Seek out humanity-invoking experiences.
Even through film and television. I can highly recommend life-affirming shows and films such as Pride, Shrinking, Derek and Ted Lasso.
Make time for wonder.
Hang out with children and animals.
Be kind (not just nice) often.
Give people grace.
Stop outsourcing your trust and decision-making ( this one takes a while!)
Be creative. Use your brain in different ways and your heart too.
Do more of what you love.
Avoid situations that repeatedly cause resentment.
And yes, do the sudoku as well.
Maybe That's the Point
We know all this, of course. None of it is groundbreaking. Most of us could probably write this list ourselves. But perhaps that's the point.
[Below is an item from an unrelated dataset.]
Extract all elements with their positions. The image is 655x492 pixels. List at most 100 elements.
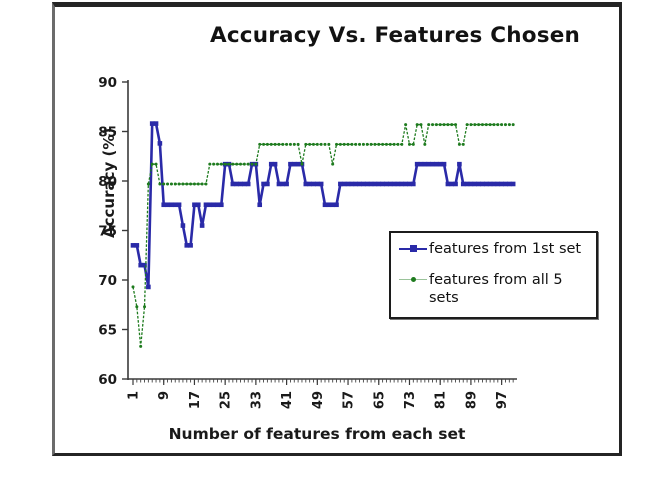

In a world that constantly demands our attention, our opinions, our outrage and our productivity, maybe the real work isn't finding another life hack. Maybe it's remembering what makes us human. Whilst we do what we can to support our brains, perhaps we can stop measuring our worth solely by how productive, efficient or sharp we are.
Perhaps there is another intelligence available to us. One that lives in compassion, intuition, creativity, empathy, connection and wisdom.
My brain may not be what it once was. But my heart? My heart works just fine.
In fact, I think it might be getting stronger which reminds me of one of my favourite Rupi Kauer poems:
What is stronger
than the human heart
which shatters over and over
and still lives
(And no, you don't have to be a perimenopausal woman to cultivate your heart-smart. You just might have a slight head start if you are.)